People are usually very surprised when they find out that we have foster children, especially now that we have three foster children and three of our own children still at home. Other comments include, “You must have the patience of a saint”. Or, “That’s really great that you can do that”. But I don’t think anyone has ever responded negatively.

Some of the challenges of fostering can depend totally on the child or children placed with your family. Sam and I have learned that each child has to be ‘parented’ differently, and what works with one child will not necessarily work for another. Some children come from households where there have been no rules or boundaries in place, and it can be hard for them getting used to routines and schedules and understanding what behavior is acceptable or unacceptable in our home. But these rules and boundaries are the very things that make children feel safe and secure.
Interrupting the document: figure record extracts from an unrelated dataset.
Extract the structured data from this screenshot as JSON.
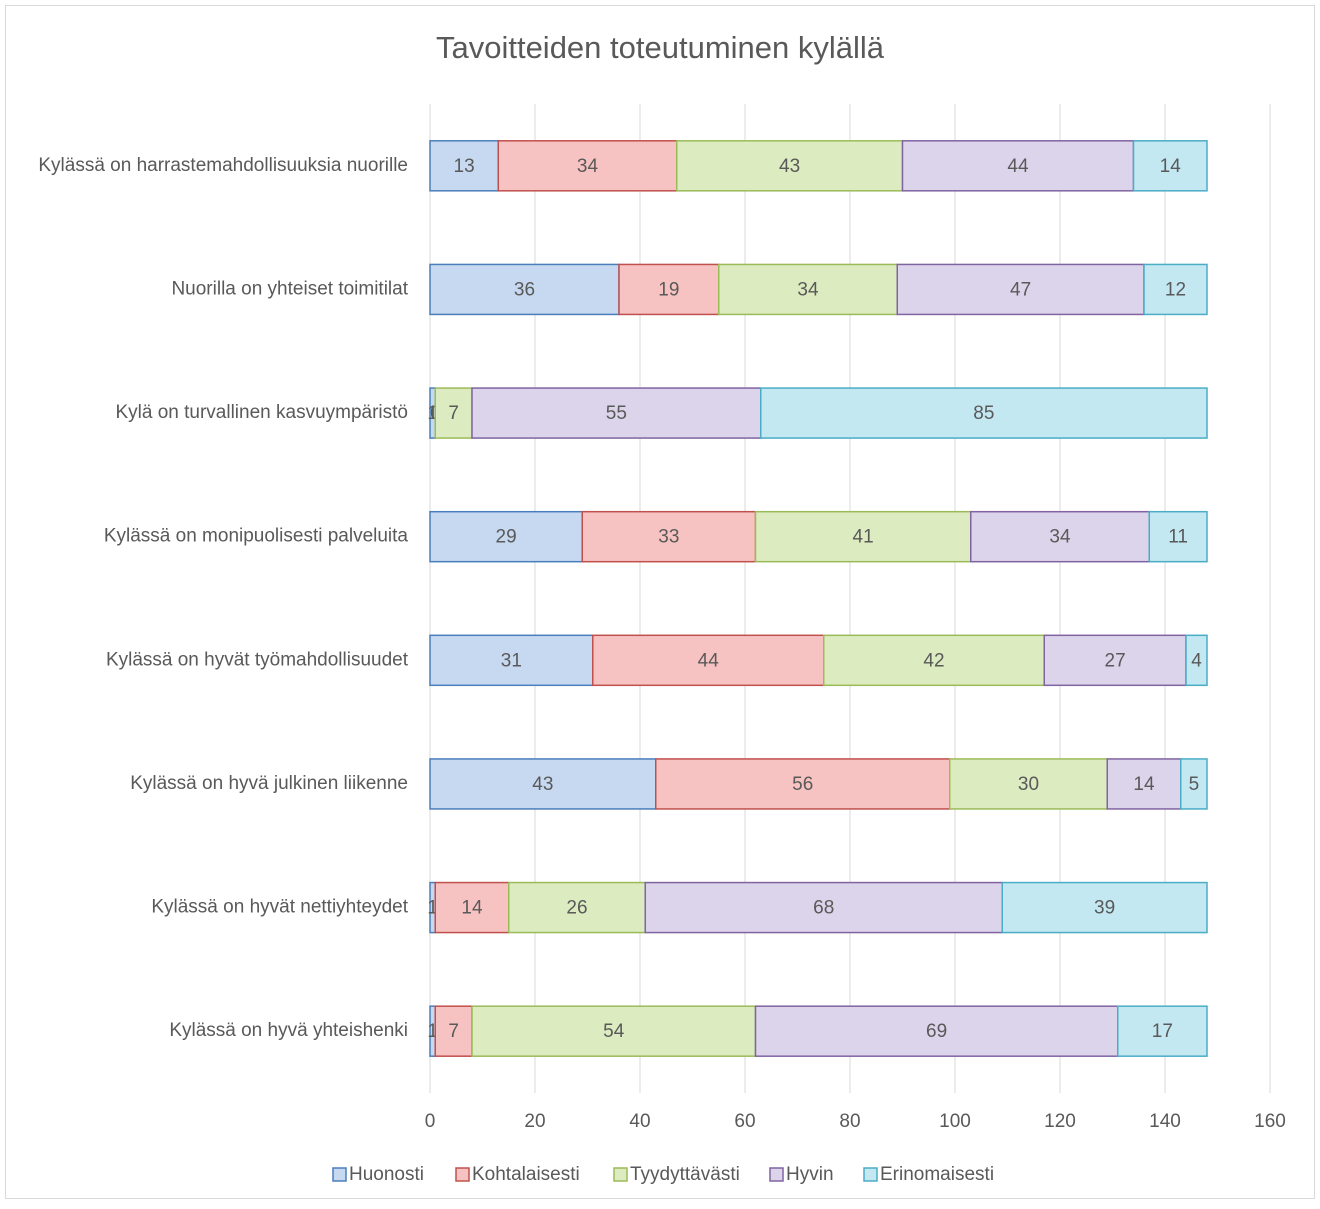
{
  "chart_data": {
    "type": "stacked-barh",
    "title": "Tavoitteiden toteutuminen kylällä",
    "categories": [
      "Kylässä on harrastemahdollisuuksia nuorille",
      "Nuorilla on yhteiset toimitilat",
      "Kylä on turvallinen kasvuympäristö",
      "Kylässä on monipuolisesti palveluita",
      "Kylässä on hyvät työmahdollisuudet",
      "Kylässä on hyvä julkinen liikenne",
      "Kylässä on hyvät nettiyhteydet",
      "Kylässä on hyvä yhteishenki"
    ],
    "series": [
      {
        "name": "Huonosti",
        "color": "#c6d9f1",
        "border": "#4a7ebb",
        "values": [
          13,
          36,
          1,
          29,
          31,
          43,
          1,
          1
        ]
      },
      {
        "name": "Kohtalaisesti",
        "color": "#f7c3c2",
        "border": "#c0504d",
        "values": [
          34,
          19,
          0,
          33,
          44,
          56,
          14,
          7
        ]
      },
      {
        "name": "Tyydyttävästi",
        "color": "#dcebc0",
        "border": "#9bbb59",
        "values": [
          43,
          34,
          7,
          41,
          42,
          30,
          26,
          54
        ]
      },
      {
        "name": "Hyvin",
        "color": "#dcd4ea",
        "border": "#8064a2",
        "values": [
          44,
          47,
          55,
          34,
          27,
          14,
          68,
          69
        ]
      },
      {
        "name": "Erinomaisesti",
        "color": "#c3e8f2",
        "border": "#4bacc6",
        "values": [
          14,
          12,
          85,
          11,
          4,
          5,
          39,
          17
        ]
      }
    ],
    "xlim": [
      0,
      160
    ],
    "xticks": [
      0,
      20,
      40,
      60,
      80,
      100,
      120,
      140,
      160
    ],
    "grid": true,
    "legend": "bottom"
  }
}
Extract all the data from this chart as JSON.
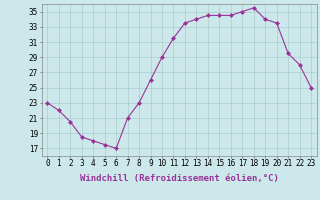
{
  "x": [
    0,
    1,
    2,
    3,
    4,
    5,
    6,
    7,
    8,
    9,
    10,
    11,
    12,
    13,
    14,
    15,
    16,
    17,
    18,
    19,
    20,
    21,
    22,
    23
  ],
  "y": [
    23.0,
    22.0,
    20.5,
    18.5,
    18.0,
    17.5,
    17.0,
    21.0,
    23.0,
    26.0,
    29.0,
    31.5,
    33.5,
    34.0,
    34.5,
    34.5,
    34.5,
    35.0,
    35.5,
    34.0,
    33.5,
    29.5,
    28.0,
    25.0
  ],
  "line_color": "#993399",
  "marker": "D",
  "marker_size": 2.0,
  "bg_color": "#cde8eb",
  "grid_color": "#aacccc",
  "ylabel_ticks": [
    17,
    19,
    21,
    23,
    25,
    27,
    29,
    31,
    33,
    35
  ],
  "xlabel_ticks": [
    0,
    1,
    2,
    3,
    4,
    5,
    6,
    7,
    8,
    9,
    10,
    11,
    12,
    13,
    14,
    15,
    16,
    17,
    18,
    19,
    20,
    21,
    22,
    23
  ],
  "xlabel": "Windchill (Refroidissement éolien,°C)",
  "ylim": [
    16,
    36
  ],
  "xlim": [
    -0.5,
    23.5
  ],
  "tick_fontsize": 5.5,
  "label_fontsize": 6.5
}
The support we receive from FCA has enabled us to work through every challenge that we have faced over the past five years including the assessment process. We have never felt alone. There is also support from an Education Officer to help with placing children in schools closer to our home and addressing any additional educational needs the child may have.

FCA also offers therapeutic services, team parenting meetings and resource workers to take a child out for a few hours, all of which we have used at some stage. We feel very confident that we are part of a professional organisation and successful long term placements are due to the effort of a whole team that includes us.

Fostering children is very different to bringing up your own children because children in care usually have a very different experience compared to children who live in a safe, secure, family unit. Their outlook on life is different as are their perceptions and expectations and this can take a while to understand.

We feel that our own children have benefitted from the experience too because they get to appreciate how fortunate they have been. They have also been very helpful in making connections with the boys placed with us and they look out for the younger ones we have at the moment, often helping with homework while we prepare the dinner.

Fostering is hard work but it is very satisfying and rewarding. I guess we started it a bit later than we originally planned but the time has to be right and everyone has to be prepared to make little sacrifices. It has been challenging. We have built resilience, become more understanding and reflective of our working practices, we nurture, we mentor, we advocate; we have become professionals and we love doing what we do!

If we were to advise new carers, we would tell them not to have high expectations. Don’t think that you will be able to ‘fix’ a child that is placed with you. These children are not ‘broken’. They have just had different experiences than most of us and that means they think and behave in a different way. Each child is an individual so you need to work out what makes them tick AND what makes them kick off. You need to be in tune with them and if you get it right, the ‘music’ will be sweet.

The very fact that you are thinking about fostering means you are a giving person, a caring person and an understanding person. Take it a step further. Ask all the questions that have been niggling at you, get all the information you can. Then, imagine opening a door to meet your first foster child in your own home. Are you nervous? Are you afraid? Now imagine how that child is feeling!